Dr. Mühlenfeld: Auch da haben Sie Recht. Deswegen hat der Hausärzteverband bereits vor sechs Jahren damit angefangen, die Identität und das Selbstbewusstsein der Kollegen zu stärken, indem wir Fortbildung „von Hausärzten für Hausärzte“ fordern und fördern. Mit dem Institut für hausärztliche Fortbildung (IHF) nehmen wir unter den Grundsätzen „hausarztgerecht, produktneutral und evidenzbasiert“ einen aktiven Part im Fortbildungsmarkt ein. Über Fortbildungen können wir die Kollegen stärken und ein besseres Gruppenverständnis aufbauen. Ein anderer Bereich ist die DEGAM, die sicherlich sehr viel für die Gruppenidentität leisten kann. Ich würde sie als den wissenschaftlichen Unterbau der Hausarztmedizin bezeichnen. Leider sind nur sehr wenige Kollegen Mitglieder der DEGAM.


Der neue Hippokrates: Was wird Ihrer Meinung nach das „Gesetz zur Weiterentwicklung der Organisationsstrukturen in der gesetzlichen Krankenversicherung“ in der aktuellen Form bewirken? Wird sich dadurch die Bezahlung in der Weiterbildung zum Facharzt für Allgemeinmedizin nachhaltig ändern?

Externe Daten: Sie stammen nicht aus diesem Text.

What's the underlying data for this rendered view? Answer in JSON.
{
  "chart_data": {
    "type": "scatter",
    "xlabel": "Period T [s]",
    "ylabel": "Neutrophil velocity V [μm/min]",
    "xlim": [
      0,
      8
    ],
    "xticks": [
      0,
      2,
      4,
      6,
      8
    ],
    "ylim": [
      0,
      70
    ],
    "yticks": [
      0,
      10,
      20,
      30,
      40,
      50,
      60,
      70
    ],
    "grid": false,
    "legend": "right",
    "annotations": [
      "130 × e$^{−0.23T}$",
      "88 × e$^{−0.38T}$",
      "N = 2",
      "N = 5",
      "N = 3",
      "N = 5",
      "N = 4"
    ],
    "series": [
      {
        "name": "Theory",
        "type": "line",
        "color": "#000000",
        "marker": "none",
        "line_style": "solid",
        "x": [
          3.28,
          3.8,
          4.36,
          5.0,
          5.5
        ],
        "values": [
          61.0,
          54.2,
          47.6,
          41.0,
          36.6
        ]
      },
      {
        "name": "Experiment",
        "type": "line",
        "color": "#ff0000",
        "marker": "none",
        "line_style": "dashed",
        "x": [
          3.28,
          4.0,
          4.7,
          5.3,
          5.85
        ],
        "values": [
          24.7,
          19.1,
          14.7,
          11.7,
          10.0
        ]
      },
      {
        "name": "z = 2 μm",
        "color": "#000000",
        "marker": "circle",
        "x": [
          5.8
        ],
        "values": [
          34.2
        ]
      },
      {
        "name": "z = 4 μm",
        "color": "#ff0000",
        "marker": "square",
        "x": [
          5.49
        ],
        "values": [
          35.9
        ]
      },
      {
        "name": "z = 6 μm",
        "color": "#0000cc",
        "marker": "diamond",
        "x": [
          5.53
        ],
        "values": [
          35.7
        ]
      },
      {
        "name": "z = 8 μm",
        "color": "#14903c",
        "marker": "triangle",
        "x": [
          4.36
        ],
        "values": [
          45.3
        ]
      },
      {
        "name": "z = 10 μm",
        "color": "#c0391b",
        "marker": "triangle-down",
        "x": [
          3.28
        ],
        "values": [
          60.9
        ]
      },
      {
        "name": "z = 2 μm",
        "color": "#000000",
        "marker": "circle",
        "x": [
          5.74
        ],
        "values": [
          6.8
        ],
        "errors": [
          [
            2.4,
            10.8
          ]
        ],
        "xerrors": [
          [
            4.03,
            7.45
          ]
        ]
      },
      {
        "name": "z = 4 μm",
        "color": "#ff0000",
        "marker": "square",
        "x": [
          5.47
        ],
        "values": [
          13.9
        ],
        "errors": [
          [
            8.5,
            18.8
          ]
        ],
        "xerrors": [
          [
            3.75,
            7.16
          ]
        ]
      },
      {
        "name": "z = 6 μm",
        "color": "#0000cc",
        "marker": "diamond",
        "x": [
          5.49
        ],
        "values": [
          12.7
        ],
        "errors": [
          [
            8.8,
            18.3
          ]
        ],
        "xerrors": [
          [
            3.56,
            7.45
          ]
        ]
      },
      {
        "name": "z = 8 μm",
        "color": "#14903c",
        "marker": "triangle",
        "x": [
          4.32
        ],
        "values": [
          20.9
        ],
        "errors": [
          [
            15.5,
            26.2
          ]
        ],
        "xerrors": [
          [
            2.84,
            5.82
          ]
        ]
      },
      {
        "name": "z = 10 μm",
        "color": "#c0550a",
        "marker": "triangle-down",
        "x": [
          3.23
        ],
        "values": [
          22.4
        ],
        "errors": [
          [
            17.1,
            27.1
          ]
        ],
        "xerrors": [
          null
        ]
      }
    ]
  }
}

Dr. Mühlenfeld: Ich denke, dass die jetzige Gesetzesänderung dazu führen wird, dass der Beruf des Hausarztes wieder attraktiver wird. Allerdings wird das nicht ausreichen, zeitnah auch die Weiterbildung zu fördern. Dazu bedarf es weiterer Maßnahmen, wie zum Beispiel die Förderung durch eine zentrale Förderungsvergabe, wo die Weiterbildungsassistenten eventuell ihre gesamte Förderung im sogenannten Rucksack-Prinzip für die gesamte fünfjährige Weiterbildungszeit zugesagt bekommen und die Weiterbildungsstelle die Fördermittel dann jeweils abrufen können. Aber auch der Ausbau der Allgemeinmedizin an den Hochschulen muss gefördert werden. Es kann doch wirklich nicht angehen, dass immer noch weniger als die Hälfte der medizinischen Fakultäten keinen eigenen Lehrstuhl für Allgemeinmedizin haben. Auch wäre es aus meiner Sicht wünschenswert, wenn mittelfristig die Weiterbildung besser strukturiert werden würde. In den Niederlanden zum Beispiel sind die Weiterbildungsassistenten an einem Tag in der Woche zentral an der Uni um gewisse Lerninhalte strukturiert vermittelt zu bekommen. Letztlich würde ich es begrüßen, wenn dass von mir aufgebaute Mentoring-System fest etabliert würde. Dies wäre sicherlich eine einfache und effektive Methode, die Ärzte in der Weiterbildung zu fördern.